HMG CoA reductase inhibitors (statins) for kidney transplant recipients.Cochrane Database Syst Rev 2014; (1):CD005019CD
People with chronic kidney disease (CKD) have higher risks of cardiovascular disease compared to the general population. Specifically, cardiovascular deaths account most deaths in kidney transplant recipients. Statins are a potentially beneficial intervention for kidney transplant patients given their established benefits in patients at risk of cardiovascular disease in the general population. This is an update of a review first published in 2009.
We aimed to evaluate the benefits (reductions in all-cause and cardiovascular mortality, major cardiovascular events, myocardial infarction and stroke, and progression of CKD to requiring dialysis) and harms (muscle or liver dysfunction, withdrawal, cancer) of statins compared to placebo, no treatment, standard care, or another statin in adults with CKD who have a functioning kidney transplant.
We searched the Cochrane Renal Group's Specialised Register to 29 February 2012 through contact with the Trials Search Co-ordinator using search terms relevant to this review.
We included randomised controlled trials (RCTs) and quasi-RCTs that compared the effects of statins with placebo, no treatment, standard care, or statins on mortality, cardiovascular events, kidney function and toxicity in kidney transplant recipients.
DATA COLLECTION AND ANALYSIS
Two authors independently extracted data and assessed risk of bias. Treatment effects were expressed as mean difference (MD) for continuous outcomes (lipids, glomerular filtration rate (GFR), proteinuria) and relative risk (RR) for dichotomous outcomes (major cardiovascular events, mortality, fatal or non-fatal myocardial infarction, fatal or non-fatal stroke, elevated muscle or liver enzymes, withdrawal due to adverse events, cancer, end-stage kidney disease (ESKD), acute allograft rejection) together with 95% confidence intervals (CI).

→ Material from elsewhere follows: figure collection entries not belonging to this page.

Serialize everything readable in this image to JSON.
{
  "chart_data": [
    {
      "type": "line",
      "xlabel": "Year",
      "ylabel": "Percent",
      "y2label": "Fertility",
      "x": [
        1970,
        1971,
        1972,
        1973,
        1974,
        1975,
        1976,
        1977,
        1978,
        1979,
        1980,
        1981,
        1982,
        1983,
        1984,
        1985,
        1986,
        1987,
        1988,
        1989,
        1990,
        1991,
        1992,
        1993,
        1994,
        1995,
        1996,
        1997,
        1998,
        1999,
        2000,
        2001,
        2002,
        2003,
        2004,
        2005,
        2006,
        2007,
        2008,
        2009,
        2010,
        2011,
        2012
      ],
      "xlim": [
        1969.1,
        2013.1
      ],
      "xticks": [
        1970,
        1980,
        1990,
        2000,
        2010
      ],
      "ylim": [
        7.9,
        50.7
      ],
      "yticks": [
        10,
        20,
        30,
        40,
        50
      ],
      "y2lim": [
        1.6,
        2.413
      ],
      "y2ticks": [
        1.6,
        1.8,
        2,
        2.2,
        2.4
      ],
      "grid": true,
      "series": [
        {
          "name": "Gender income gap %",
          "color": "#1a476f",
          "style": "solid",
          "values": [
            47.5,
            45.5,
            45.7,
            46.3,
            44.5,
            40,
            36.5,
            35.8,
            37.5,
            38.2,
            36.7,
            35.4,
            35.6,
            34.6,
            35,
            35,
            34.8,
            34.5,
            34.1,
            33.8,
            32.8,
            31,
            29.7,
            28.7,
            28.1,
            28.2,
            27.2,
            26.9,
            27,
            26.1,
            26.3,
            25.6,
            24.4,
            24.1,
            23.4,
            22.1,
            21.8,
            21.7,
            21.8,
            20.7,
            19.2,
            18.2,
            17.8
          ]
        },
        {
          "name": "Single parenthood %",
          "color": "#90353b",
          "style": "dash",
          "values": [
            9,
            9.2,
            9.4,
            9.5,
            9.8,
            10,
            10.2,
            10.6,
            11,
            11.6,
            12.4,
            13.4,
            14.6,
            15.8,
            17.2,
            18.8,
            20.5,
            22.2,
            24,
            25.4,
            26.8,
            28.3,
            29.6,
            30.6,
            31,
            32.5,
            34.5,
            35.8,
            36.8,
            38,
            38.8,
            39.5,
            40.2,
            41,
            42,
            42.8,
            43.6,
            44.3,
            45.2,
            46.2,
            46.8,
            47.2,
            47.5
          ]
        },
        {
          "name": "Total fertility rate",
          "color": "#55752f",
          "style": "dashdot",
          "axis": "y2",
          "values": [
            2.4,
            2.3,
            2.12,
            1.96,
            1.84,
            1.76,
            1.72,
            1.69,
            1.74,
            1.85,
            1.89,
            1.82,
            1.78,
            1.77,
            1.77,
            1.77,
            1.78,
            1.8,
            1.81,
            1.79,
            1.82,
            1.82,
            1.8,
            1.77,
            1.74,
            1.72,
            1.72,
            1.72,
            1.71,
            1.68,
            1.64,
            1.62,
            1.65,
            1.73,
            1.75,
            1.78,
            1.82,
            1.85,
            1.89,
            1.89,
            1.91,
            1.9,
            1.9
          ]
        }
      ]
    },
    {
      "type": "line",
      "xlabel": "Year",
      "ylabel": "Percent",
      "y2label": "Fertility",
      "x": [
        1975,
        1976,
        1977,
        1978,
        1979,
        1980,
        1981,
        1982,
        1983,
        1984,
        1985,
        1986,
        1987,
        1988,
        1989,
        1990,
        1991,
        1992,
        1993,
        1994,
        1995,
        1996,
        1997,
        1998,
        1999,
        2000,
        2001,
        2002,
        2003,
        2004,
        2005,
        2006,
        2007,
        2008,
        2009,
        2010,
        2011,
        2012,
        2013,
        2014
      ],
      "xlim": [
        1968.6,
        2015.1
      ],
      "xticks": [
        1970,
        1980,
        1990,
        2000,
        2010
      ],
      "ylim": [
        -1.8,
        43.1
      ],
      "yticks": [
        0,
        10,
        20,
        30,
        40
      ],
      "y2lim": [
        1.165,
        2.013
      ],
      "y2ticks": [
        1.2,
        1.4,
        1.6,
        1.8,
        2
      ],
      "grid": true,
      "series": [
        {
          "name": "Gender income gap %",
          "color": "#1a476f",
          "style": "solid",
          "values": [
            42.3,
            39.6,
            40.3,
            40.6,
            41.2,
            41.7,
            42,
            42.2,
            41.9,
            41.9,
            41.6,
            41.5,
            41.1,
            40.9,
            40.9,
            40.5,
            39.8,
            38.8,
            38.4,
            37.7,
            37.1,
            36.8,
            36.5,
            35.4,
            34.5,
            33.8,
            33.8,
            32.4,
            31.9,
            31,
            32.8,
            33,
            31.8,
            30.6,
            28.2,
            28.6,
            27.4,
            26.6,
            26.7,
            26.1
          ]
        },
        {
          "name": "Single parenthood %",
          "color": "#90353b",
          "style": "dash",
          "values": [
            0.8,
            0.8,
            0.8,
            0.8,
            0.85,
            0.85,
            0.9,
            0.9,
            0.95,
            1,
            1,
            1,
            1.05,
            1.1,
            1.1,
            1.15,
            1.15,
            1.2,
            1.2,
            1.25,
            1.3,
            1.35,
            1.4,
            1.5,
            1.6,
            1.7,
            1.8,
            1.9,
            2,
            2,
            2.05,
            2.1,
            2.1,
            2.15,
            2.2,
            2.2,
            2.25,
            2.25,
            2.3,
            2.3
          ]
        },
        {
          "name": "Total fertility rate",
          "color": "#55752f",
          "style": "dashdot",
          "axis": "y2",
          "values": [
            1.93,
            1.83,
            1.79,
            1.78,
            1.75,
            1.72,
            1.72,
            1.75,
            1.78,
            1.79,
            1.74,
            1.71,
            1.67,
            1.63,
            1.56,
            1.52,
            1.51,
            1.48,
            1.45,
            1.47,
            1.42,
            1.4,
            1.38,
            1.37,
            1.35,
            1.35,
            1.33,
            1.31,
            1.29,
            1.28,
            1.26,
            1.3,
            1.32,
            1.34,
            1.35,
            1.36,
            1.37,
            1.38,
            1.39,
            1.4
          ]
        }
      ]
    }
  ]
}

We identified 22 studies (3465 participants); 17 studies (3282 participants) compared statin with placebo or no treatment, and five studies (183 participants) compared two different statin regimens.From data generally derived from a single high-quality study, it was found that statins may reduce major cardiovascular events (1 study, 2102 participants: RR 0.84, CI 0.66 to 1.06), cardiovascular mortality (4 studies, 2322 participants: RR 0.68, CI 0.45 to 1.01), and fatal or non-fatal myocardial infarction (1 study, 2102 participants: RR 0.70, CI 0.48 to 1.01); although effect estimates lack precision and include the possibility of no effect.Statins had uncertain effects on all-cause mortality (6 studies, 2760 participants: RR 1.08, CI 0.63 to 1.83); fatal or non-fatal stroke (1 study, 2102 participants: RR 1.18, CI 0.85 to 1.63); creatine kinase elevation (3 studies, 2233 participants: RR 0.86, CI 0.39 to 1.89); liver enzyme elevation (4 studies, 608 participants: RR 0.62, CI 0.33 to 1.19); withdrawal due to adverse events (9 studies, 2810 participants: RR 0.89, CI 0.74 to 1.06); and cancer (1 study, 2094 participants: RR 0.94, CI 0.82 to 1.07).Statins significantly reduced serum total cholesterol (12 studies, 3070 participants: MD -42.43 mg/dL, CI -51.22 to -33.65); low-density lipoprotein cholesterol (11 studies, 3004 participants: MD -43.19 mg/dL, CI -52.59 to -33.78); serum triglycerides (11 studies, 3012 participants: MD -27.28 mg/dL, CI -34.29 to -20.27); and lowered high-density lipoprotein cholesterol (11 studies, 3005 participants: MD -5.69 mg/dL, CI -10.35 to -1.03).Statins had uncertain effects on kidney function: ESKD (6 studies, 2740 participants: RR 1.14, CI 0.94 to 1.37); proteinuria (2 studies, 136 participants: MD -0.04 g/24 h, CI -0.17 to 0.25); acute allograft rejection (4 studies, 582 participants: RR 0.88, CI 0.61 to 1.28); and GFR (1 study, 62 participants: MD -1.00 mL/min, CI -9.96 to 7.96).Due to heterogeneity in comparisons, data directly comparing differing statin regimens could not be meta-analysed. Evidence for statins in people who have had a kidney transplant were sparse and lower quality due to imprecise effect estimates and provided limited systematic evaluation of treatment harm.